指栞(ゆびしおり)

すまじきものは宮仕え。

「女の本性は龍なのだ。」

単行本「手」を文庫化に当たって改題ということだ。作者の作品にはこういうことがあって文庫版の「「ジューシー」ってなんですか?」は単行本「ここに消えない会話がある」を改題したものだ。そういうことになる理由は作者自身がどこかで触れていたと思う。エッセイ集「指先からソーダ」の中だったかな。
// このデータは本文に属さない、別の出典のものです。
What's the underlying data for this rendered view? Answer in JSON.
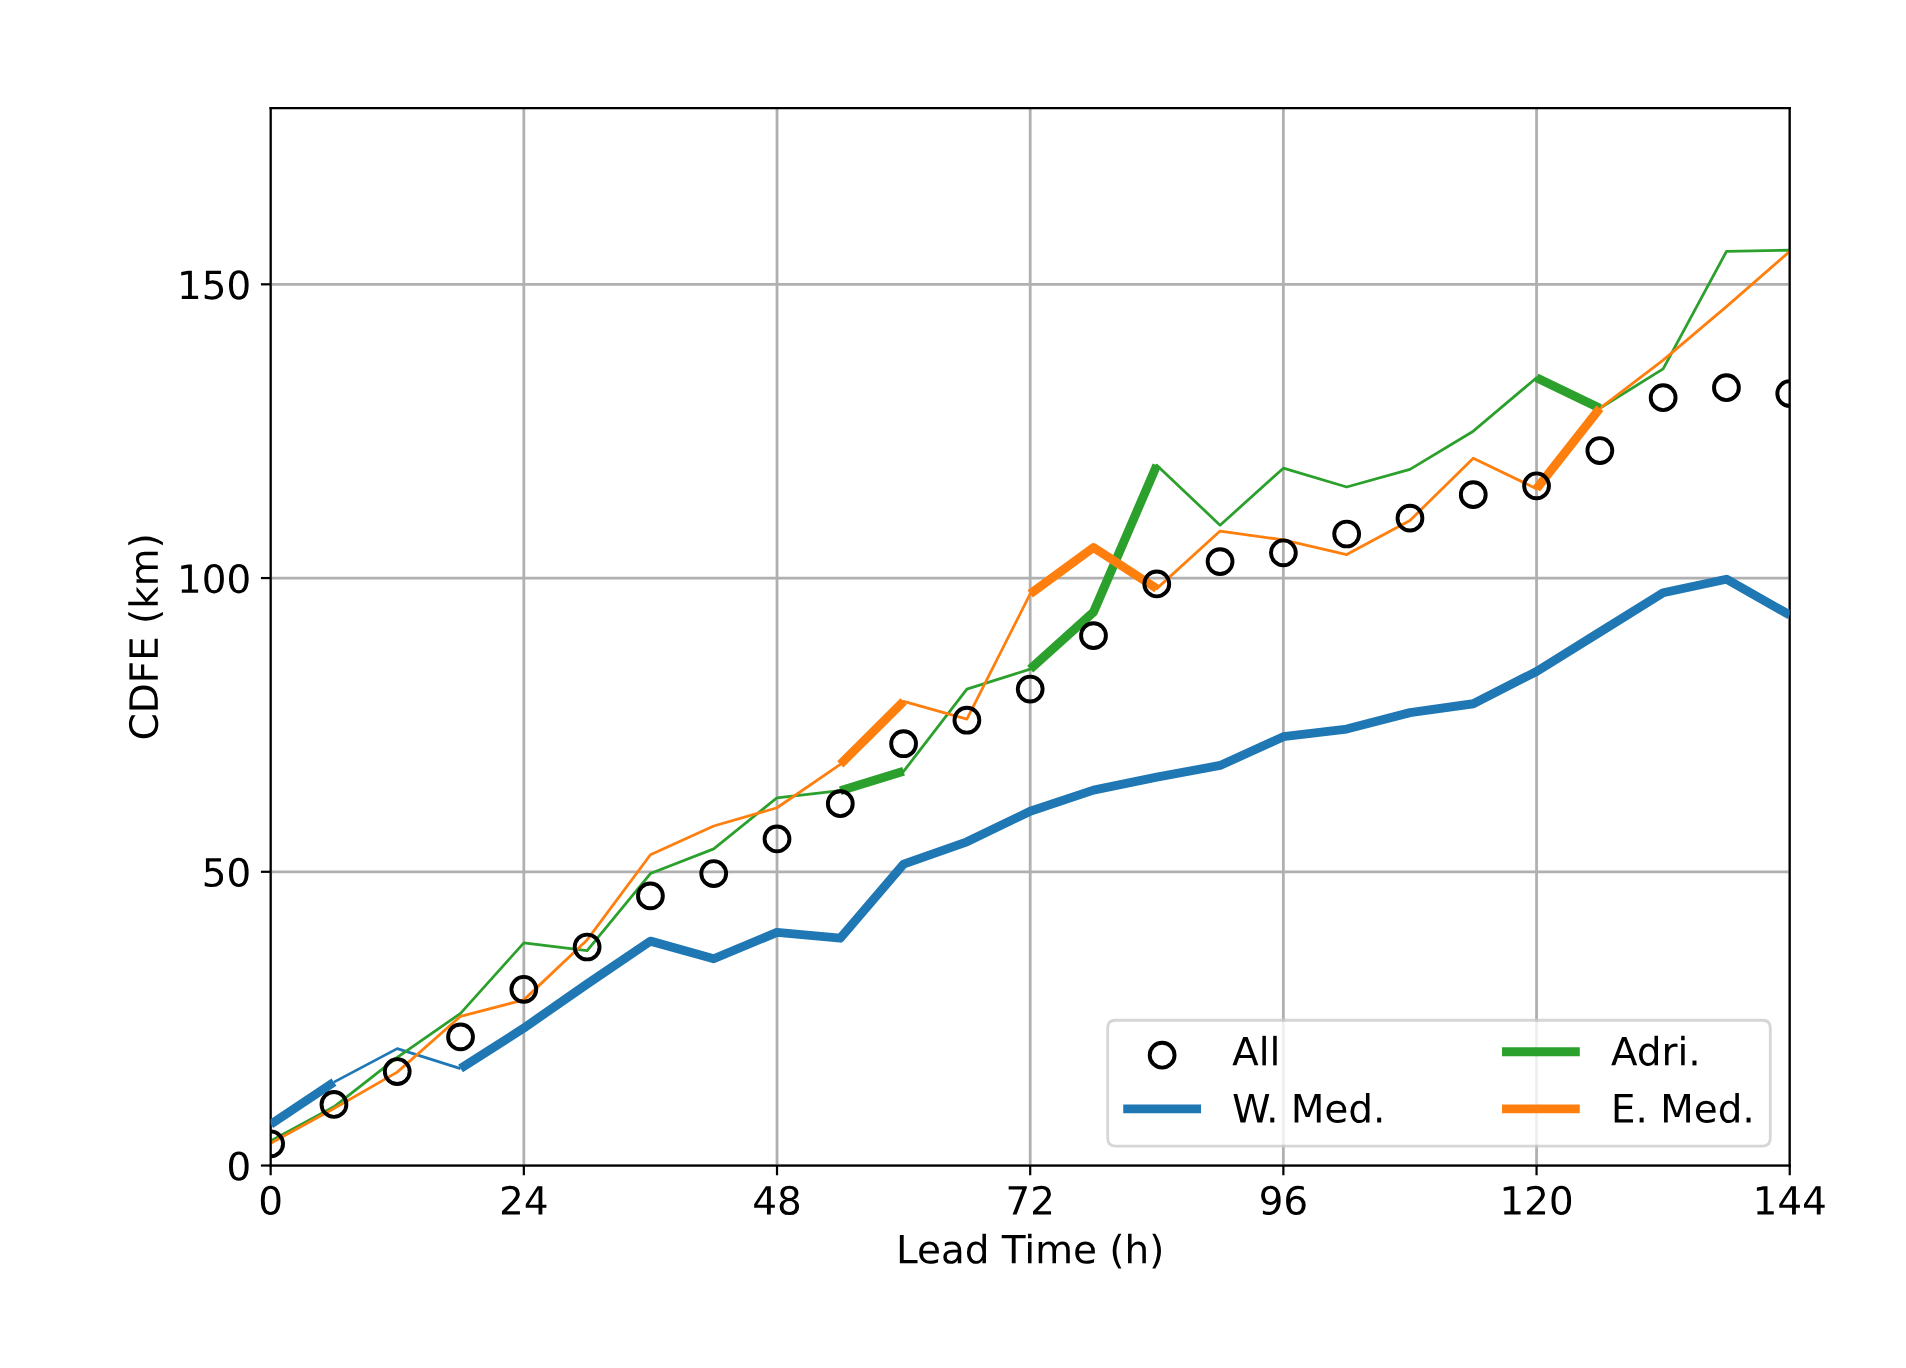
{
  "chart_data": {
    "type": "line",
    "xlabel": "Lead Time (h)",
    "ylabel": "CDFE (km)",
    "x": [
      0,
      6,
      12,
      18,
      24,
      30,
      36,
      42,
      48,
      54,
      60,
      66,
      72,
      78,
      84,
      90,
      96,
      102,
      108,
      114,
      120,
      126,
      132,
      138,
      144
    ],
    "xlim": [
      0,
      144
    ],
    "xticks": [
      0,
      24,
      48,
      72,
      96,
      120,
      144
    ],
    "ylim": [
      0,
      180
    ],
    "yticks": [
      0,
      50,
      100,
      150
    ],
    "grid": true,
    "legend": "bottom right",
    "series": [
      {
        "name": "All",
        "type": "scatter",
        "marker": "circle",
        "color": "#000000",
        "values": [
          3.7,
          10.4,
          16.0,
          21.9,
          30.0,
          37.2,
          45.9,
          49.7,
          55.6,
          61.6,
          71.8,
          75.8,
          81.1,
          90.2,
          99.0,
          102.8,
          104.3,
          107.5,
          110.2,
          114.2,
          115.7,
          121.7,
          130.7,
          132.4,
          131.4
        ]
      },
      {
        "color": "#1f77b4",
        "values": [
          null,
          14.2,
          19.9,
          16.5,
          null,
          null,
          null,
          null,
          null,
          null,
          null,
          null,
          null,
          null,
          null,
          null,
          null,
          null,
          null,
          null,
          null,
          null,
          null,
          null,
          null
        ]
      },
      {
        "name": "W. Med.",
        "color": "#1f77b4",
        "values": [
          7.0,
          14.2,
          null,
          16.5,
          23.4,
          30.9,
          38.2,
          35.2,
          39.7,
          38.7,
          51.3,
          55.1,
          60.3,
          63.9,
          66.1,
          68.1,
          73.0,
          74.3,
          77.1,
          78.6,
          84.1,
          90.8,
          97.5,
          99.8,
          93.7
        ]
      },
      {
        "color": "#2ca02c",
        "values": [
          4.2,
          10.0,
          18.4,
          25.9,
          37.9,
          36.6,
          49.7,
          53.9,
          62.6,
          63.8,
          67.1,
          81.1,
          84.5,
          94.2,
          119.2,
          109.0,
          118.7,
          115.5,
          118.5,
          125.0,
          134.1,
          128.9,
          135.6,
          155.6,
          155.8
        ]
      },
      {
        "name": "Adri.",
        "color": "#2ca02c",
        "values": [
          null,
          null,
          null,
          null,
          null,
          null,
          null,
          null,
          null,
          63.8,
          67.1,
          null,
          84.5,
          94.2,
          119.2,
          null,
          null,
          null,
          null,
          null,
          134.1,
          128.9,
          null,
          null,
          null
        ]
      },
      {
        "color": "#ff7f0e",
        "values": [
          3.8,
          9.7,
          15.9,
          25.4,
          28.2,
          38.4,
          52.9,
          57.8,
          60.9,
          68.3,
          79.0,
          76.0,
          97.3,
          105.2,
          98.2,
          108.0,
          106.5,
          104.0,
          109.8,
          120.4,
          115.2,
          128.9,
          137.1,
          146.2,
          155.6
        ]
      },
      {
        "name": "E. Med.",
        "color": "#ff7f0e",
        "values": [
          null,
          null,
          null,
          null,
          null,
          null,
          null,
          null,
          null,
          68.3,
          79.0,
          null,
          97.3,
          105.2,
          98.2,
          null,
          null,
          null,
          null,
          null,
          115.2,
          128.9,
          null,
          null,
          null
        ]
      }
    ]
  }
}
だから旧作を追いかけて読むなら、この辺にも気をつけておかないと同じ作品を別の作品だと間違える恐れがある。
収録された四編の内、二編目の「笑うお姫さま」は作者には(おそらく)珍しい寓話のような作品になっている。主な登場人物は「王」と「女」だ。だから作中の言葉「女の本性は龍なのだ。」は作品に出て来るその「女」の本性が龍だったという意味にも取れるけど、一般化してしまってどんな女であっても女というものの本性は龍だと言っているようにも取れる。すると一編目の「手」、三編目の「わけもなく走りたくなる」の語り手の像がとてもくっきりするように思われる。彼女たちは本質的にとても強い。
ただ表題作「お父さん大好き」は主題が異なっている。いや、やっぱりひとり「龍の女」が登場しているかな?それでもおそらくこれは絶望の中にも光を見出す前向きなお話だと思う。他の三編も前向きだけどそれとはまた違った意味で。